1. Saarland

Der September brachte Sonnenschein satt

Der September brachte Sonnenschein satt

Der September 2009 präsentierte sich in unserer Region als ruhiger Altweibersommer-Monat. aus meteorologischer Sicht ohne Auffälligkeiten. Zunächst lenkte bis zum 5. September ein kräftiges Nordseetief mit seinen Ausläufer Regen und kräftigen Wind in unsere Region

Der September 2009 präsentierte sich in unserer Region als ruhiger Altweibersommer-Monat. aus meteorologischer Sicht ohne Auffälligkeiten.

Zunächst lenkte bis zum 5. September ein kräftiges Nordseetief mit seinen Ausläufer Regen und kräftigen Wind in unsere Region. In dieser Zeit kamen 31 Liter Wasser pro Quadratmeter vom Himmel - aber das war auch schon fast die gesamte Monatsniederschlagsmenge. Danach kletterte das Thermometer rasch über 30 Grad; am 8. September wurde die Monatshöchsttemperatur von 31,9 Grad gemessen.

Vom 13. auf 14. September bildete sich über Deutschland ein so genannter Kaltlufttropfen. Dies ist ein in etwa vier bis sechs Kilometer Höhe positioniertes kleines Tiefdruckgebiet. Die Temperaturen bewegten sich nur noch knapp über 15 Grad und sorgten so bei Regenschauern (7,2 Liter pro Quadratmeter) für erste herbstliche Trauerstimmung.

Glücklicherweise löste sich dieser Kaltlufttropfen schnell auf. Die Temperaturen stiegen wieder auf rund 25 Grad. Der anfänglich böige Wind beruhigte sich bis zum 19. September. Bis zum Monatsende präsentierte sich der September nun mit gemütlicher Witterung bei Tageswerten um 20 Grad und immer geringeren Windgeschwindigkeiten. Durch die teils wolkenlosen Nächte kühlte die Atmosphäre rasch ab. Es bildete sich als erstes herbstliches Anzeichen in den Niederungen Bodennebel, zum Teil recht dicht. Hierbei sanken die Temperaturen besonders in den frühen Morgenstunden auf bis zu 4,3 Grad (am 26. September).

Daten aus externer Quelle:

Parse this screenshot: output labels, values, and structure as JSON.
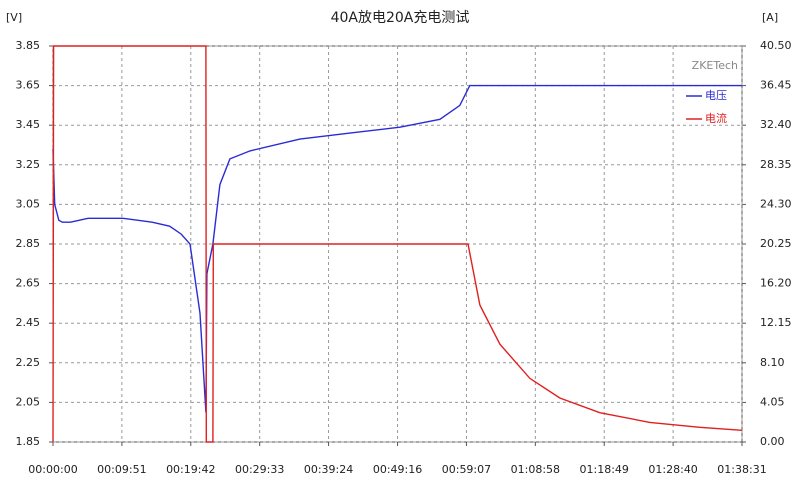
{
  "chart_data": {
    "type": "line",
    "title": "40A放电20A充电测试",
    "ylabel": "[V]",
    "y2label": "[A]",
    "annotation": "ZKETech",
    "xlim": [
      0,
      5911
    ],
    "xticks": [
      {
        "value": 0,
        "label": "00:00:00"
      },
      {
        "value": 591,
        "label": "00:09:51"
      },
      {
        "value": 1182,
        "label": "00:19:42"
      },
      {
        "value": 1773,
        "label": "00:29:33"
      },
      {
        "value": 2364,
        "label": "00:39:24"
      },
      {
        "value": 2956,
        "label": "00:49:16"
      },
      {
        "value": 3547,
        "label": "00:59:07"
      },
      {
        "value": 4138,
        "label": "01:08:58"
      },
      {
        "value": 4729,
        "label": "01:18:49"
      },
      {
        "value": 5320,
        "label": "01:28:40"
      },
      {
        "value": 5911,
        "label": "01:38:31"
      }
    ],
    "ylim": [
      1.85,
      3.85
    ],
    "yticks": [
      1.85,
      2.05,
      2.25,
      2.45,
      2.65,
      2.85,
      3.05,
      3.25,
      3.45,
      3.65,
      3.85
    ],
    "y2lim": [
      0,
      40.5
    ],
    "y2ticks": [
      {
        "value": 0,
        "label": "0.00"
      },
      4.05,
      {
        "value": 8.1,
        "label": "8.10"
      },
      12.15,
      {
        "value": 16.2,
        "label": "16.20"
      },
      20.25,
      {
        "value": 24.3,
        "label": "24.30"
      },
      28.35,
      {
        "value": 32.4,
        "label": "32.40"
      },
      36.45,
      {
        "value": 40.5,
        "label": "40.50"
      }
    ],
    "grid": true,
    "legend": "top-right",
    "series": [
      {
        "name": "电压",
        "color": "#2b2bd6",
        "x": [
          0,
          15,
          50,
          80,
          150,
          300,
          600,
          850,
          1000,
          1100,
          1175,
          1261,
          1312,
          1320,
          1372,
          1432,
          1518,
          1690,
          2118,
          2547,
          2976,
          3319,
          3490,
          3576,
          5911
        ],
        "values": [
          3.33,
          3.05,
          2.97,
          2.96,
          2.96,
          2.98,
          2.98,
          2.96,
          2.94,
          2.9,
          2.85,
          2.5,
          2.0,
          2.7,
          2.85,
          3.15,
          3.28,
          3.32,
          3.38,
          3.41,
          3.44,
          3.48,
          3.55,
          3.65,
          3.65
        ]
      },
      {
        "name": "电流",
        "color": "#e02020",
        "axis": "y2",
        "x": [
          0,
          5,
          1312,
          1315,
          1372,
          1375,
          3560,
          3662,
          3834,
          4091,
          4348,
          4691,
          5120,
          5549,
          5911
        ],
        "values": [
          0,
          40.5,
          40.5,
          0,
          0,
          20.25,
          20.25,
          14,
          10,
          6.5,
          4.5,
          3,
          2,
          1.5,
          1.2
        ]
      }
    ]
  }
}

Zusammengefasst war der September mit einer Durchschnittstemperatur von 15,37 Grad um etwa ein Grad zu warm. Die größte Differenz zwischen Tag- und Nachttemperatur wurde am 8. September gemessen: 25,5 Grad. Die Niederschlagsmenge von 38,2 Litern pro Quadratmeter bei sieben Regentagen war im Vergleich zum langjährigen Mittel - 88 Liter pro Quadratmeter bei zehn Regentagen - deutlich zu gering. Die Sonne schien 132 Stunden lang, 22 Stunden mehr als 2008.

Die bisher dominierende Nordwestlage mit trocken-warmer Witterung wird nun durch ein Sturmtief gestört, das von England über die Nordsee nach Skandinavien zieht. Mehrere Randausläufer bringen unserer Region lebhaften Wind aus West bis Nordwest. Kleinere Niederschlagsfelder können für ungemütliches Wetter sorgen; die Woche beginnt in unserer Region wechselhaft. Danach zeichnet sich ein leichter Aufwärtstrend bei den Temperaturen ab - der goldene Oktober kann kommen.